The Opportunity Agenda: A Bold Democratic Plan to Grow the Middle Class

Winston Fisher and Sly James

Publisher: Amplify Publishing Pages: 232 Price: (hardcover) $24.95 ISBN: 9781645430810 Reviewed: August, 2020 Author Website: Visit »

In The Opportunity Agenda, authors Winston Fisher and Sly James – a New York City real estate developer involved in civic and policy organizations and the former mayor of Kansas City, MO, respectively – call on Democratic candidates to run on policies that will create opportunity for middle-class Americans and earn their votes in 2020 and beyond.

The authors aim to provide a non-controversial alternative to those who think the Democratic Party’s best strategy is to highlight its stark differences with Republicans. To attract non-ideological independent voters, for example, they advocate a Portable Social Contract that would allow Americans to take health insurance, retirement and other benefits with them when they change jobs.
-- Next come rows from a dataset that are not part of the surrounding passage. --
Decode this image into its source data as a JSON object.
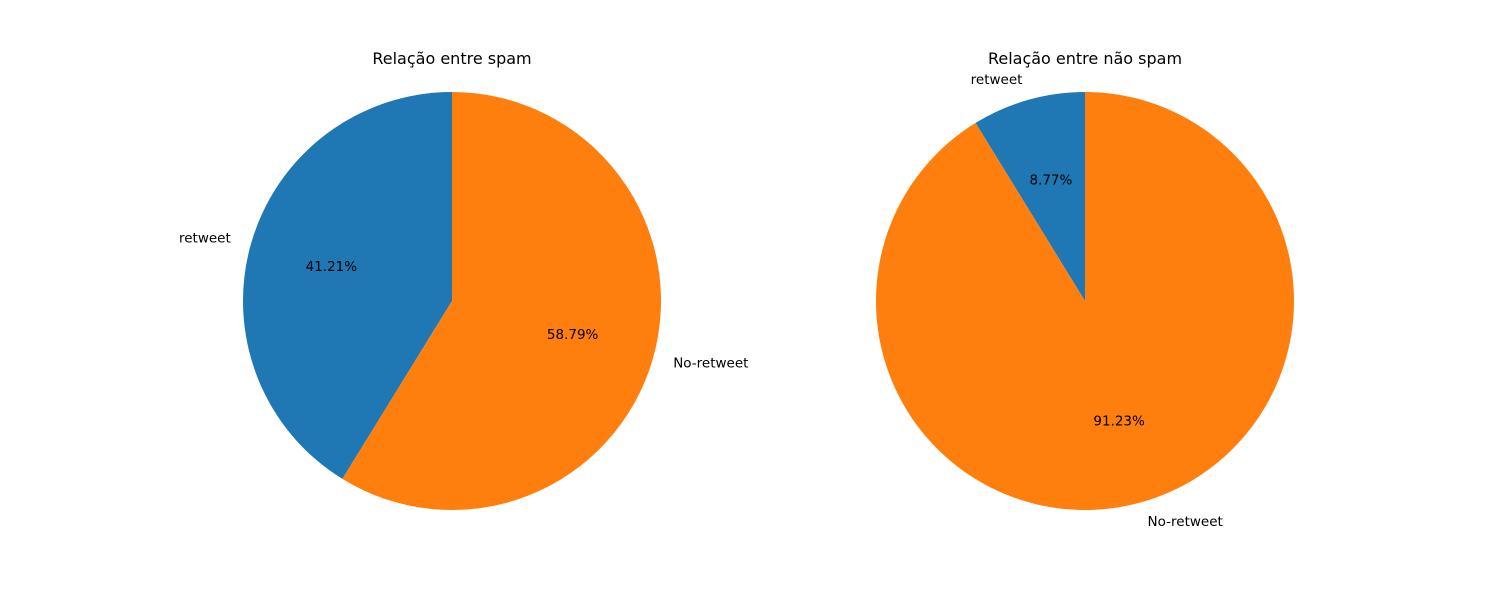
{
  "chart_data": [
    {
      "type": "pie",
      "title": "Relação entre spam",
      "categories": [
        "retweet",
        "No-retweet"
      ],
      "values": [
        41.21,
        58.79
      ],
      "value_labels": [
        "41.21%",
        "58.79%"
      ],
      "colors": [
        "#1f77b4",
        "#ff7f0e"
      ],
      "start_angle_deg": 90,
      "direction": "counterclockwise"
    },
    {
      "type": "pie",
      "title": "Relação entre não spam",
      "categories": [
        "retweet",
        "No-retweet"
      ],
      "values": [
        8.77,
        91.23
      ],
      "value_labels": [
        "8.77%",
        "91.23%"
      ],
      "colors": [
        "#1f77b4",
        "#ff7f0e"
      ],
      "start_angle_deg": 90,
      "direction": "counterclockwise"
    }
  ]
}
They also advise Democrats facing large infrastructure projects to consider creative public-private partnerships (P3s), which were once the norm and could bring challenging projects to fruition.

The narrative adopts the tone of an earnest Newsweek Special Report, touching on issues like childcare, education and small business access to capital. With each topic, the authors serve up supporting anecdotes and statistics cited from other reports. Readers will also find a litany of what the Party needs (to find allies, refresh its agenda, become champions of the middle class, etc.).

However, the nuts and bolts of how to implement these ideas nationwide are largely overlooked: How will we pay for such plans? How will they be administered? Furthermore, while the title promises “bold” ideas, the book is mostly a rehash of existing thought, heavily footnoted to mainstream media and other reputable websites. Even when telling the story of the type of ideal “Opportunity Democrat” the authors envision – as embodied in upstart Abigail Spanberger, who focused on voter needs and avoided political drama to win a Virginia House seat in 2018 – the authors rely on a Richmond Times-Dispatch story, rather than original research.

In sum, those drawn to the book by its title are likely to be disappointed by the thin “plan” and recycled ideas presented here. Readers seeking a recap of the notions circulating in some Democratic circles, however, will find it a reliable, well-written resource.